Given a date, this API returns the celebrities who have that birthday. The API is written in Ruby on Rails and uses Nokogiri to scrape IMDB for the results. The response includes the following fields:

Name
Photo URL
Profile URL
Most Known Work:
- Title
- URL
- Rating
- Director

Usage

To use this API, change the params for the date in the URL.

https://birthday-api.herokuapp.com/birthday?q=02-02

You can add an optional results param to return a specific number of results. If you do not specify a results param, the default results value is 10.

https://birthday-api.herokuapp.com/birthday?q=02-02&results=15

Deployment

Due to Heroku's 30 second request timeout, the default results value has been set to 10. Anything around 50 results or more will generally take over 30 seconds to process and there will be a timeout on Heroku. To hit the API for larger results, follow the instructions to install locally.
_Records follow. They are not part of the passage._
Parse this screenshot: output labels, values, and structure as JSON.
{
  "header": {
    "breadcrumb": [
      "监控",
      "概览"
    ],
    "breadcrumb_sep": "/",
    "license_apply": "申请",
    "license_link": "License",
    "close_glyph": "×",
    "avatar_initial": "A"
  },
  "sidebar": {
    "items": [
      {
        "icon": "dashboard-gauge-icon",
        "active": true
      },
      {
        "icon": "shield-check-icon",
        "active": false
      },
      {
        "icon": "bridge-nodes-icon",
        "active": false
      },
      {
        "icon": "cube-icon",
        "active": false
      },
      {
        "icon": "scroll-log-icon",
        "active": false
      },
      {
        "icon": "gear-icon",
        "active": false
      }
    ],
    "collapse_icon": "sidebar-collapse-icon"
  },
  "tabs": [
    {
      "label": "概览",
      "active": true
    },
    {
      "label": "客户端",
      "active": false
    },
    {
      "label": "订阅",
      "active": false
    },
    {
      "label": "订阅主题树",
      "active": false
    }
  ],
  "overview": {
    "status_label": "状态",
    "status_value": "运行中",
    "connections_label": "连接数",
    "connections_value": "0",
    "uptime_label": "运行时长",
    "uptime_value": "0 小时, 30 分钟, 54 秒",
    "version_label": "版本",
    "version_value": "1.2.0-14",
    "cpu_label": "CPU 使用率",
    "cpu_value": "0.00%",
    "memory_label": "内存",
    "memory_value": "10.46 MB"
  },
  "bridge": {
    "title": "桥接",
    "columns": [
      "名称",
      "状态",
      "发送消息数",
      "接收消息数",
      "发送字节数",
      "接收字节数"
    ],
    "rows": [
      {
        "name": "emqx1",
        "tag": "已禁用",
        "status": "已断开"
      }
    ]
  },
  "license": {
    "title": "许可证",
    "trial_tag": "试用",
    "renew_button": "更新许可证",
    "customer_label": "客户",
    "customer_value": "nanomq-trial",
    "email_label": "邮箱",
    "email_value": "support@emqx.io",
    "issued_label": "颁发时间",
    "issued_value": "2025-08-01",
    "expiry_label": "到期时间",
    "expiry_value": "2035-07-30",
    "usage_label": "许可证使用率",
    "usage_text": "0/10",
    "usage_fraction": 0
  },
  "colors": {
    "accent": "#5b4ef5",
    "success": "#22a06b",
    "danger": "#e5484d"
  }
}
Installing & Running Locally

Clone or download the repo to your local machine.

git clone git@github.com:nickpaolino/birthday_api.git

Install the gems and packages

bundle install

Start the server locally

rails s

Query the API with any results param

http://localhost:3000/birthday?q=02-02&results=1000

Technology

This API uses Ruby on Rails and is deployed via Heroku. There are two main features of the API. There's a controller action which is responsible for receiving the input params and sending that request over to the Adapter module to get the necessary info. When this is complete, the data is rendered in json via the same controller action.

The Adapter module is where most of the app logic occurs. The IMDB class uses Nokogiri to scrape the pages listing celebrities who were born on a certain day. The class is instantiated with a date and results field and the method scrape_pages is called. This is the only public method in the class. The rest of the logic responsible for scraping the pages are kept in private helper methods that are each given a specific task.

Each page on IMDB has 50 results. When the page is scraped, all of the necessary information pertaining to each of the 50 celebrity entries is extracted via Nokogiri's helper methods to find certain classes and simple string procedures to remove the necessary text. For each celebrity entry, the URL for their most distinguishable movie is extracted and a separate request is made to retrieve the rating and director from that link. For 50 results, there are 100 pages to be scraped.